On the 20th of January 2021, at 16:47 UTC, our REST API suffered a partial outage for 38 minutes, with partial service resuming over the course of 6 minutes, resulting in total downtime of 44 minutes. The core reason for the outage was a database migration that failed to apply correctly. We manually corrected the migration and service was resumed.
We’re really sorry for this downtime. We work hard to try to ensure 100% uptime, and will take on these learnings to improve the service into the future.
As part of the development work around 3rd party integrations, we have been working on an integration with [Amplitude](https://amplitude.com/). This integration requires a new table to be created in the core Postgres database. Consequently a Django Database Migration was created to facilitate this.
As part of this work, one of our developers manually edited the migration to make a change to the data schema. This was an error; migrations should not be manually edited; the engineer should have created a second migration to modify the data schema.
We have also been migrating our code to use the Black python formatter. This caused issues with regards to our code review process by polluting the code review with additional formatting that made reading the code harder than it ought to be.

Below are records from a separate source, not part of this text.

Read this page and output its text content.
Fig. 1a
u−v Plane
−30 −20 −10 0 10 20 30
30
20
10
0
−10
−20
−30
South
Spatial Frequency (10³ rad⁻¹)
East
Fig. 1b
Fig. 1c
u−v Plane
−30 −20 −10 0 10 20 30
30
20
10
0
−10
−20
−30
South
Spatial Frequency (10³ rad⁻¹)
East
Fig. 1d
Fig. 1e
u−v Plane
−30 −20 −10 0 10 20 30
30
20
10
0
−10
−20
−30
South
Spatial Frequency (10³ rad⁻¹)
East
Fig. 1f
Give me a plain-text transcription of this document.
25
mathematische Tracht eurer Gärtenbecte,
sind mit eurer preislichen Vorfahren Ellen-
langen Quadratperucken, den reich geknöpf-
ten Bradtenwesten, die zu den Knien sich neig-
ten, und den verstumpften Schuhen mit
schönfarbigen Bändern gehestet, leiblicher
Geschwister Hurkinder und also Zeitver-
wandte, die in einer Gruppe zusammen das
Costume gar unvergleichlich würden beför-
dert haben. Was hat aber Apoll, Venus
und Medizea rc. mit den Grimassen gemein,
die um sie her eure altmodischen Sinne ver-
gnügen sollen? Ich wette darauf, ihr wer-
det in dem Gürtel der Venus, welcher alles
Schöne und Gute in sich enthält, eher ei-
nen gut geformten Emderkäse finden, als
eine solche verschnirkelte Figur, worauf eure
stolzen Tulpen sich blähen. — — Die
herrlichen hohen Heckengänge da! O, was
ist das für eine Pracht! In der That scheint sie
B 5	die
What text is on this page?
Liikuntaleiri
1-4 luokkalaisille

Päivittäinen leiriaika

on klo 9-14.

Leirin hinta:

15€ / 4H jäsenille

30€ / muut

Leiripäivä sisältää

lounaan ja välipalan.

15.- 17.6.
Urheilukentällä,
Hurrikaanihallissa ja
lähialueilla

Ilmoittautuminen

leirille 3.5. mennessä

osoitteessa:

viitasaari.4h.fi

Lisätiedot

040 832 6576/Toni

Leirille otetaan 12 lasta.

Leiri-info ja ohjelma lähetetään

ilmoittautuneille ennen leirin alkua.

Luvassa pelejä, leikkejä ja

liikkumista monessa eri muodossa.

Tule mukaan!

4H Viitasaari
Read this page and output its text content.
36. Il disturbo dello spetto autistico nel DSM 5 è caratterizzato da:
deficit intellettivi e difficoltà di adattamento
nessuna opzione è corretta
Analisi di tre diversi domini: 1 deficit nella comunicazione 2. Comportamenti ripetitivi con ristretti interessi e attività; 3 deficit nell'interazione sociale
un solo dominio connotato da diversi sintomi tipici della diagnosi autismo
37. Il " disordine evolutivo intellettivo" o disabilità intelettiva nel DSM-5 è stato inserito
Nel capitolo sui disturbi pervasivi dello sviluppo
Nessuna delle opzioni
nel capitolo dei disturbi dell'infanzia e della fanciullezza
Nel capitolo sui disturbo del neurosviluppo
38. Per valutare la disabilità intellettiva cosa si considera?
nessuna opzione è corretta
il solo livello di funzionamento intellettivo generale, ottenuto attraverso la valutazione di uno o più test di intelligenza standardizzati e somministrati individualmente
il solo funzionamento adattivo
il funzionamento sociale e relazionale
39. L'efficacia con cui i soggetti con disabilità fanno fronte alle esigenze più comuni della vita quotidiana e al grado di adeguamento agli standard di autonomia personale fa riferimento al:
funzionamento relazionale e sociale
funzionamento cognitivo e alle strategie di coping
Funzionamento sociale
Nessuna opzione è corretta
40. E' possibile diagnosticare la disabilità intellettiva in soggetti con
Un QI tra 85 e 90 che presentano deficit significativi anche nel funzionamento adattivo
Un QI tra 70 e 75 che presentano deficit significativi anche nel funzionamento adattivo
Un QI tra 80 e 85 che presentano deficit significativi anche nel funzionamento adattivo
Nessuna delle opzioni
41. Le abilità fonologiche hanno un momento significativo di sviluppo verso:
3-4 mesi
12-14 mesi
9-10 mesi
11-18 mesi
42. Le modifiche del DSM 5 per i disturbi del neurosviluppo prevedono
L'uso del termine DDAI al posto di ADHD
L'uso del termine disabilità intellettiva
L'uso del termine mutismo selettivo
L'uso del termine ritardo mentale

The code worked in our local, development and staging environments. This was due to the fact that test data was present in the prod environment but not on the development or staging environments. The migration failed to apply everywhere (because the app thought there was no migration to apply) but the exception was only thrown because there was data in the table in production.
Once our code review had progressed, we merged our code to master and the CI/CD pipelines pushed it into production. This caused the outage. We were also late to be alerted to this on account of it not taking down endpoints like /health; /health was still reporting 200 OK response codes.
We identified the issue quickly, wrote and tested a fix and then deployed it into production.